We saw Robin, the tiptoe-stander, move in close to “get in his client’s face” to help him stop taking responsibility for his father’s violent and abusive behavior. We watched shocked, as he did not shy away when Matt Damon physically tried to shove him off. Instead, he stayed lovingly and supportively in close proximity, creating a safe place for his client’s anger and internalized rage to be transformed to grief and tears. We heard multiple instances of the therapist’s (Williams’) extensive and intimate self-disclosures that were perfectly placed therapeutically, and many more engaging examples of helpful boundary crossings.
Here is a sample clip from the movie Good Will Hunting that displays several boundary crossings, such as extensive and effective self-disclosure, space/proximity (therapist gets in client’s face), physical contact (holding a sobbing client), and much more.
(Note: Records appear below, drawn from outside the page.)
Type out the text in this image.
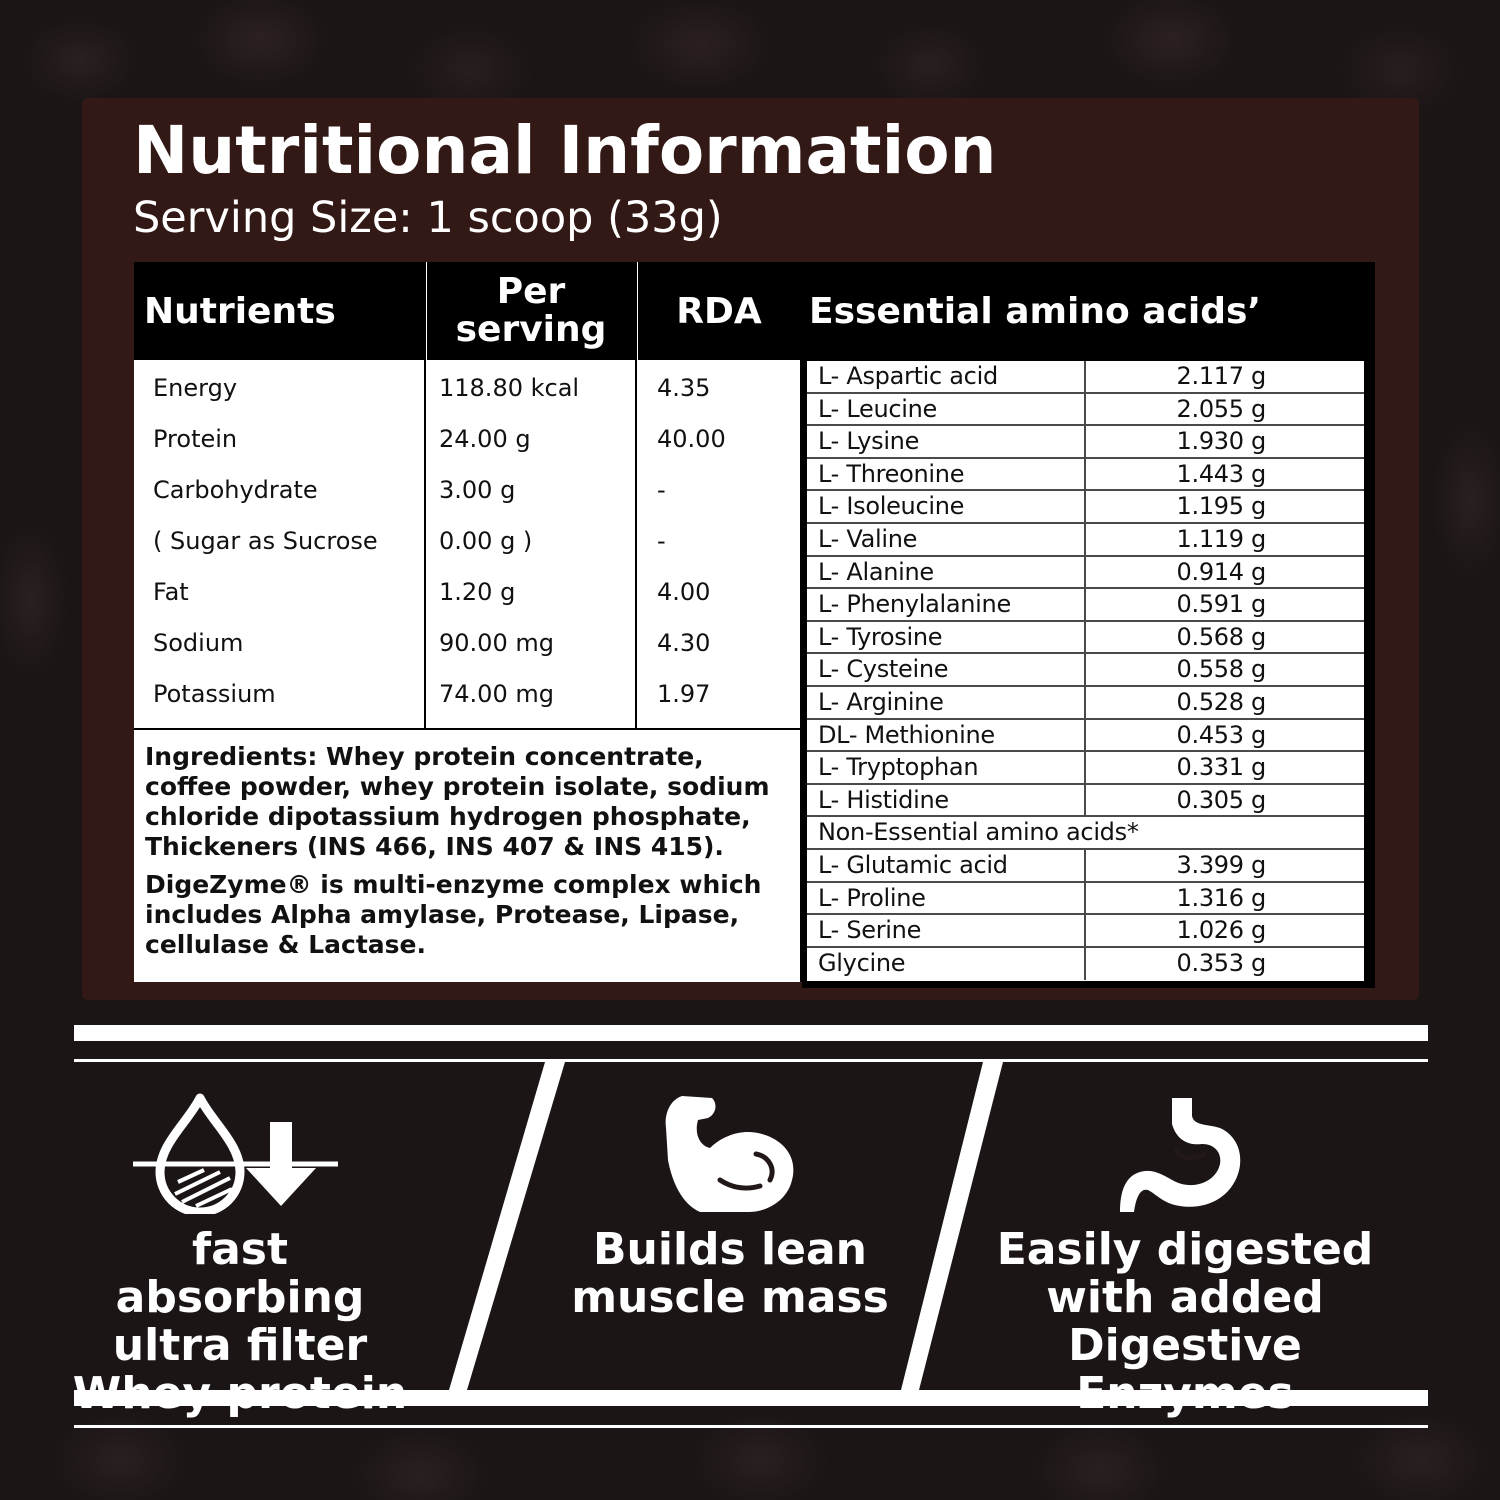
Nutritional Information
Serving Size: 1 scoop (33g)
Nutrients	Per serving	RDA
Energy	118.80 kcal	4.35
Protein	24.00 g	40.00
Carbohydrate	3.00 g	-
( Sugar as Sucrose	0.00 g )	-
Fat	1.20 g	4.00
Sodium	90.00 mg	4.30
Potassium	74.00 mg	1.97

Ingredients: Whey protein concentrate, coffee powder, whey protein isolate, sodium chloride dipotassium hydrogen phosphate, Thickeners (INS 466, INS 407 & INS 415).

DigeZyme® is multi-enzyme complex which includes Alpha amylase, Protease, Lipase, cellulase & Lactase.

Essential amino acids’
L- Aspartic acid	2.117 g
L- Leucine	2.055 g
L- Lysine	1.930 g
L- Threonine	1.443 g
L- Isoleucine	1.195 g
L- Valine	1.119 g
L- Alanine	0.914 g
L- Phenylalanine	0.591 g
L- Tyrosine	0.568 g
L- Cysteine	0.558 g
L- Arginine	0.528 g
DL- Methionine	0.453 g
L- Tryptophan	0.331 g
L- Histidine	0.305 g
Non-Essential amino acids*
L- Glutamic acid	3.399 g
L- Proline	1.316 g
L- Serine	1.026 g
Glycine	0.353 g
fast absorbing
ultra filter
Whey protein
Builds lean
muscle mass
Easily digested
with added
Digestive Enzymes
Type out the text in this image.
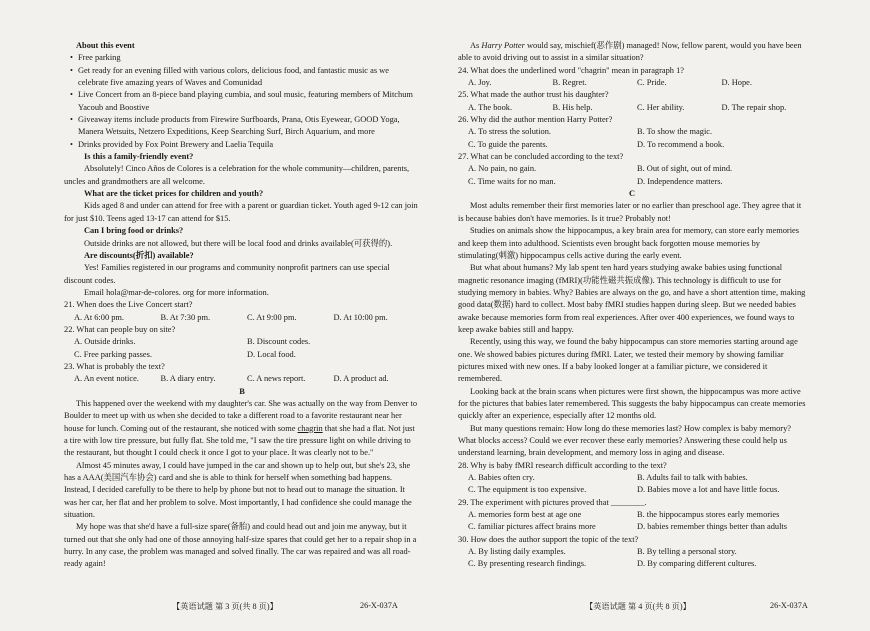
About this event

• Free parking

• Get ready for an evening filled with various colors, delicious food, and fantastic music as we celebrate five amazing years of Waves and Comunidad

• Live Concert from an 8-piece band playing cumbia, and soul music, featuring members of Mitchum Yacoub and Boostive

• Giveaway items include products from Firewire Surfboards, Prana, Otis Eyewear, GOOD Yoga, Manera Wetsuits, Netzero Expeditions, Keep Searching Surf, Birch Aquarium, and more

• Drinks provided by Fox Point Brewery and Laelia Tequila

Is this a family-friendly event?

Absolutely! Cinco Años de Colores is a celebration for the whole community—children, parents, uncles and grandmothers are all welcome.

What are the ticket prices for children and youth?

Kids aged 8 and under can attend for free with a parent or guardian ticket. Youth aged 9-12 can join for just $10. Teens aged 13-17 can attend for $15.

Can I bring food or drinks?

Outside drinks are not allowed, but there will be local food and drinks available(可获得的).

Are discounts(折扣) available?

Yes! Families registered in our programs and community nonprofit partners can use special discount codes.

Email hola@mar-de-colores. org for more information.

21. When does the Live Concert start?

A. At 6:00 pm.	B. At 7:30 pm.	C. At 9:00 pm.	D. At 10:00 pm.

22. What can people buy on site?

A. Outside drinks.	B. Discount codes.
C. Free parking passes.	D. Local food.

23. What is probably the text?

A. An event notice.	B. A diary entry.	C. A news report.	D. A product ad.

B

This happened over the weekend with my daughter's car. She was actually on the way from Denver to Boulder to meet up with us when she decided to take a different road to a favorite restaurant near her house for lunch. Coming out of the restaurant, she noticed with some chagrin that she had a flat. Not just a tire with low tire pressure, but fully flat. She told me, "I saw the tire pressure light on while driving to the restaurant, but thought I could check it once I got to your place. It was clearly not to be."

Almost 45 minutes away, I could have jumped in the car and shown up to help out, but she's 23, she has a AAA(美国汽车协会) card and she is able to think for herself when something bad happens. Instead, I decided carefully to be there to help by phone but not to head out to manage the situation. It was her car, her flat and her problem to solve. Most importantly, I had confidence she could manage the situation.

My hope was that she'd have a full-size spare(备胎) and could head out and join me anyway, but it turned out that she only had one of those annoying half-size spares that could get her to a repair shop in a hurry. In any case, the problem was managed and solved finally. The car was repaired and was all road-ready again!

As Harry Potter would say, mischief(恶作剧) managed! Now, fellow parent, would you have been able to avoid driving out to assist in a similar situation?

24. What does the underlined word "chagrin" mean in paragraph 1?

A. Joy.	B. Regret.	C. Pride.	D. Hope.

25. What made the author trust his daughter?

A. The book.	B. His help.	C. Her ability.	D. The repair shop.

26. Why did the author mention Harry Potter?

A. To stress the solution.	B. To show the magic.
C. To guide the parents.	D. To recommend a book.

27. What can be concluded according to the text?

A. No pain, no gain.	B. Out of sight, out of mind.
C. Time waits for no man.	D. Independence matters.

C

Most adults remember their first memories later or no earlier than preschool age. They agree that it is because babies don't have memories. Is it true? Probably not!

Studies on animals show the hippocampus, a key brain area for memory, can store early memories and keep them into adulthood. Scientists even brought back forgotten mouse memories by stimulating(刺激) hippocampus cells active during the early event.

But what about humans? My lab spent ten hard years studying awake babies using functional magnetic resonance imaging (fMRI)(功能性磁共振成像). This technology is difficult to use for studying memory in babies. Why? Babies are always on the go, and have a short attention time, making good data(数据) hard to collect. Most baby fMRI studies happen during sleep. But we needed babies awake because memories form from real experiences. After over 400 experiences, we found ways to keep awake babies still and happy.

Recently, using this way, we found the baby hippocampus can store memories starting around age one. We showed babies pictures during fMRI. Later, we tested their memory by showing familiar pictures mixed with new ones. If a baby looked longer at a familiar picture, we considered it remembered.

Looking back at the brain scans when pictures were first shown, the hippocampus was more active for the pictures that babies later remembered. This suggests the baby hippocampus can create memories quickly after an experience, especially after 12 months old.

But many questions remain: How long do these memories last? How complex is baby memory? What blocks access? Could we ever recover these early memories? Answering these could help us understand learning, brain development, and memory loss in aging and disease.

28. Why is baby fMRI research difficult according to the text?

A. Babies often cry.	B. Adults fail to talk with babies.
C. The equipment is too expensive.	D. Babies move a lot and have little focus.

29. The experiment with pictures proved that ________.

A. memories form best at age one	B. the hippocampus stores early memories
C. familiar pictures affect brains more	D. babies remember things better than adults

30. How does the author support the topic of the text?

A. By listing daily examples.	B. By telling a personal story.
C. By presenting research findings.	D. By comparing different cultures.
【英语试题 第 3 页(共 8 页)】	26-X-037A	【英语试题 第 4 页(共 8 页)】	26-X-037A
In a way, actors and therapists respond to a similar call. We are both called to build a dynamic system of our own emotional regulation that is large enough for us to connect with the huge diversity of human emotional experience while being able to hold to our core strength. Robin demonstrated this time and again. As therapists, we need to support one another in exploring an element of intuition that can help us aid the client and help healing. Part of Robin’s legacy is that he has moved people to try to better understand depression and other mental conditions. His big heart brought that to us as well as so much else. We wish peace to his Spirit and comfort to those who grieve.